More subtle than Akasa are Time and Mind. More subtle than mind is Parama Atman or the Supreme Soul. Greater (subtler) than the senses is the mind; greater or subtler than the mind is intellect; but what is greater or subtler than the intellect is He or the Supreme.

This Atman or Brahman is the source for all the elements, mind, etc. It is Ati Sukshma (most subtle). It is all-pervading, interpenetrating and indwelling.
Without and within all beings, immovable and also movable; by reason of His subtlety imperceptible: at hand and far away is That.

This Atman is hidden in all beings, but does not shine forth; but the subtle seers of Truth realise the Atman through their subtle and sharp pointed pure intellect.
Atanu Sukshma Prachodayat, May that bodiless, subtle enlighten.

Remove the Colouring of the Mind

In days of yore there were very able dyers in Marwar or Rajaputana. They would give seven colours to the saree or clothes of ladies. After washing the cloth one colour will fade away. Another colour will shine. After some washing a third colour will manifest in the cloth; then a fourth colour and so on. Even so the mind is coloured when it associates with the different objects of the world. When the mind is Sattvic, it has white colour; when it is Rajasic, it is tinged with red colour; when it is Tamasic, it has a black colour.
The mind plays with the five senses of perception and gets experiences in the waking state. The impressions are lodged in the causal body or Karana Sarira. Ajnana or causal body is like a black sheet of cloth. In it are contained the Samskaras of all your previous births.

The mind is ever rotating like a wheel. It receives the different sense impressions through the avenues of the senses.

In the dream state the doors or windows of the senses are shut. The mind remains alone and plays. It is the subject and it is the object. It projects various sorts of objects, like mountains, rivers, gardens, chariots, cars, etc. , from its own body from the material collected during the waking state. It manufactures curious mixtures and marvellous combinations. Sometimes the experiences of the previous births which are lodged in the causal body flash out during the dreaming state.

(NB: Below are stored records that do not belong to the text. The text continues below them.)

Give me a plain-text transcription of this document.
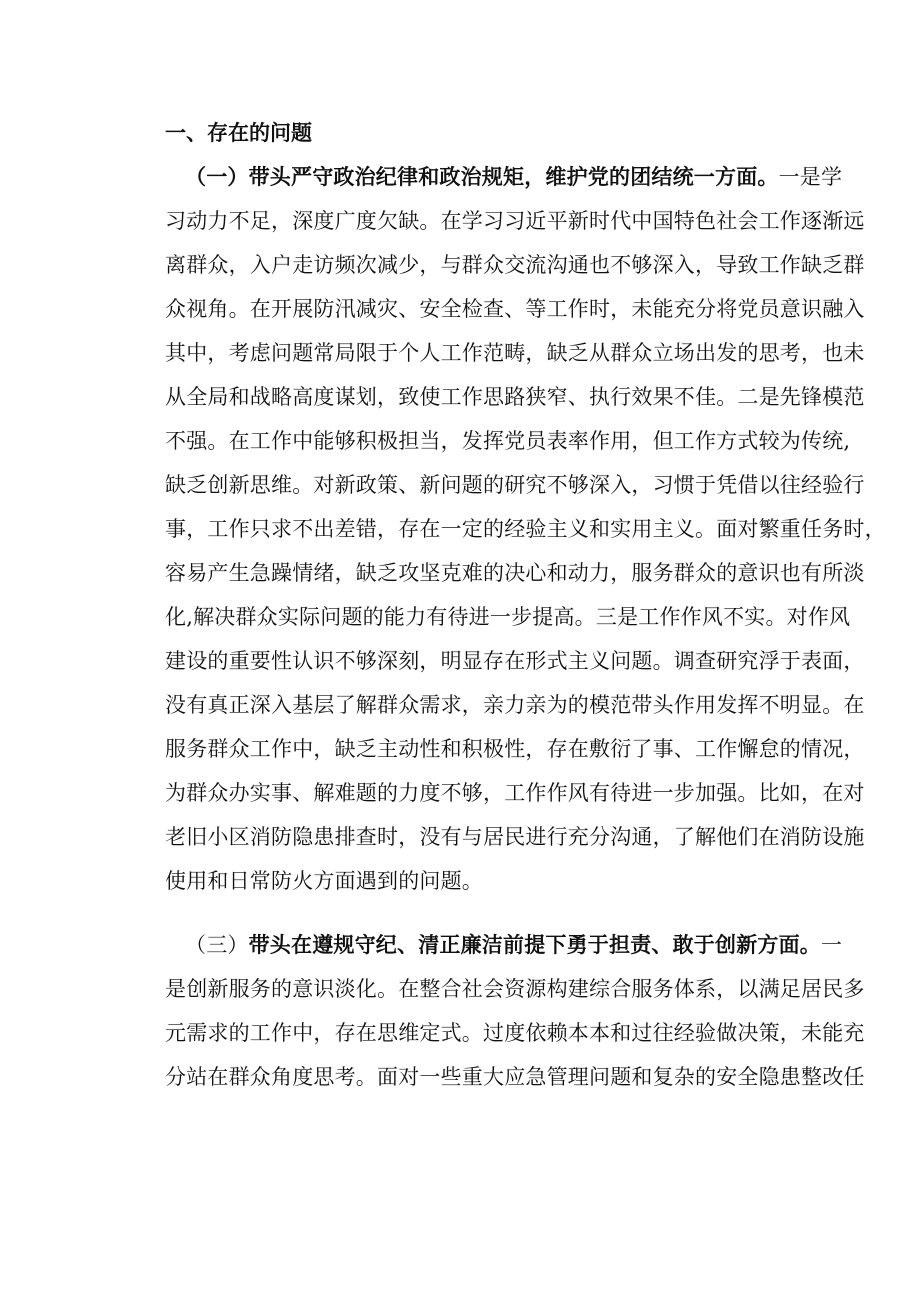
一、存在的问题
（一）带头严守政治纪律和政治规矩，维护党的团结统一方面。一是学
习动力不足，深度广度欠缺。在学习习近平新时代中国特色社会工作逐渐远
离群众，入户走访频次减少，与群众交流沟通也不够深入，导致工作缺乏群
众视角。在开展防汛减灾、安全检查、等工作时，未能充分将党员意识融入
其中，考虑问题常局限于个人工作范畴，缺乏从群众立场出发的思考，也未
从全局和战略高度谋划，致使工作思路狭窄、执行效果不佳。二是先锋模范
不强。在工作中能够积极担当，发挥党员表率作用，但工作方式较为传统,
缺乏创新思维。对新政策、新问题的研究不够深入，习惯于凭借以往经验行
事，工作只求不出差错，存在一定的经验主义和实用主义。面对繁重任务时，
容易产生急躁情绪，缺乏攻坚克难的决心和动力，服务群众的意识也有所淡
化,解决群众实际问题的能力有待进一步提高。三是工作作风不实。对作风
建设的重要性认识不够深刻，明显存在形式主义问题。调查研究浮于表面，
没有真正深入基层了解群众需求，亲力亲为的模范带头作用发挥不明显。在
服务群众工作中，缺乏主动性和积极性，存在敷衍了事、工作懈怠的情况，
为群众办实事、解难题的力度不够，工作作风有待进一步加强。比如，在对
老旧小区消防隐患排查时，没有与居民进行充分沟通，了解他们在消防设施
使用和日常防火方面遇到的问题。
（三）带头在遵规守纪、清正廉洁前提下勇于担责、敢于创新方面。一
是创新服务的意识淡化。在整合社会资源构建综合服务体系，以满足居民多
元需求的工作中，存在思维定式。过度依赖本本和过往经验做决策，未能充
分站在群众角度思考。面对一些重大应急管理问题和复杂的安全隐患整改任
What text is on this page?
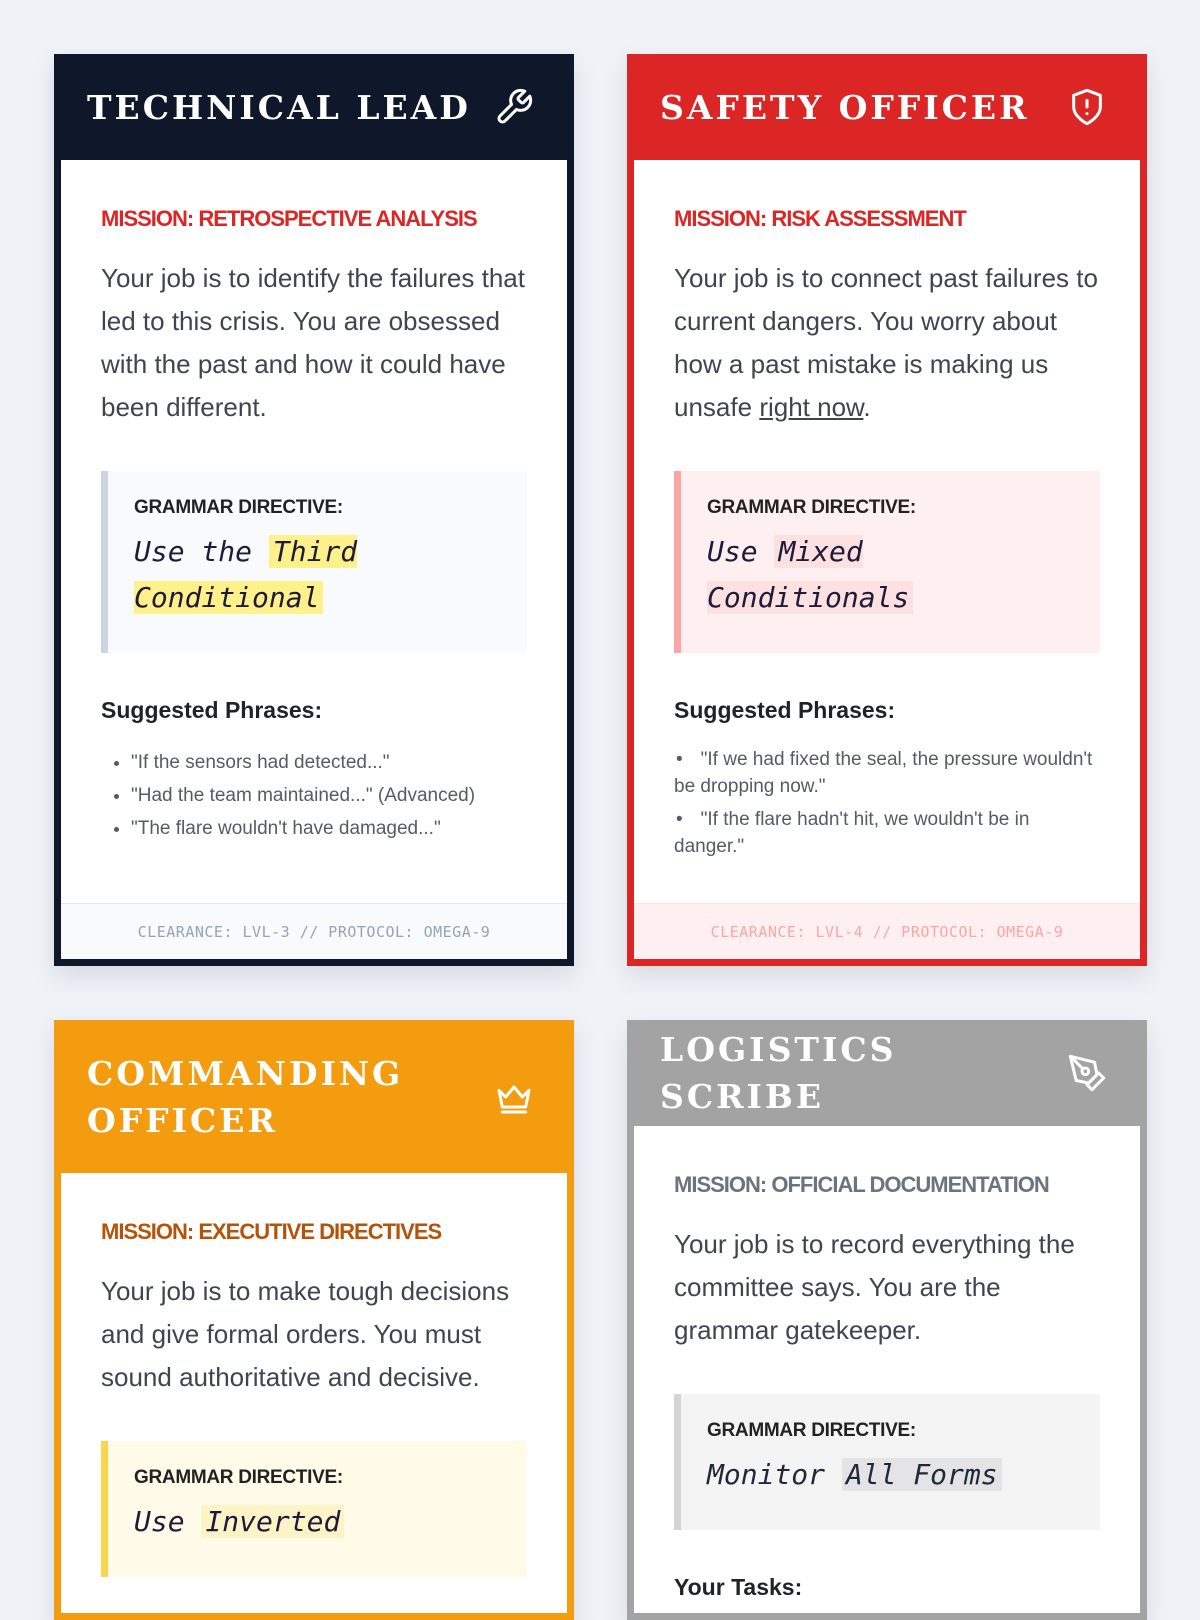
TECHNICAL LEAD
MISSION: RETROSPECTIVE ANALYSIS

Your job is to identify the failures that led to this crisis. You are obsessed with the past and how it could have been different.

GRAMMAR DIRECTIVE:
Use the Third Conditional
Suggested Phrases:
• "If the sensors had detected..."
• "Had the team maintained..." (Advanced)
• "The flare wouldn't have damaged..."
CLEARANCE: LVL-3 // PROTOCOL: OMEGA-9
SAFETY OFFICER
MISSION: RISK ASSESSMENT

Your job is to connect past failures to current dangers. You worry about how a past mistake is making us unsafe right now.

GRAMMAR DIRECTIVE:
Use Mixed Conditionals
Suggested Phrases:
• "If we had fixed the seal, the pressure wouldn't be dropping now."
• "If the flare hadn't hit, we wouldn't be in danger."
CLEARANCE: LVL-4 // PROTOCOL: OMEGA-9
COMMANDING OFFICER
MISSION: EXECUTIVE DIRECTIVES

Your job is to make tough decisions and give formal orders. You must sound authoritative and decisive.

GRAMMAR DIRECTIVE:
Use Inverted
LOGISTICS SCRIBE
MISSION: OFFICIAL DOCUMENTATION

Your job is to record everything the committee says. You are the grammar gatekeeper.

GRAMMAR DIRECTIVE:
Monitor All Forms
Your Tasks:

Remove the colouring of the mind through meditation on Atman. Do not allow the mind to run into the sensual grooves. Fortify yourself by developing the Vijnanamaya Kosa or intellect through Vichara or enquiry of Brahman, reflection and contemplation. The Vijnanamaya Kosa will serve the purpose of a strong fortress. It will not allow the sense impressions to be lodged in the causal body. It will not allow the impressions of the causal body to come out. It will serve a double purpose.
You will be free from dreams through meditation on the Supreme Being or Brahman when the colouring of the mind has been removed.
Brahma Jnanis or Sages have no dreams.

May you all attain the Turiya or the fourth state of eternal bliss which transcends the three states of waking, dream and deep sleep!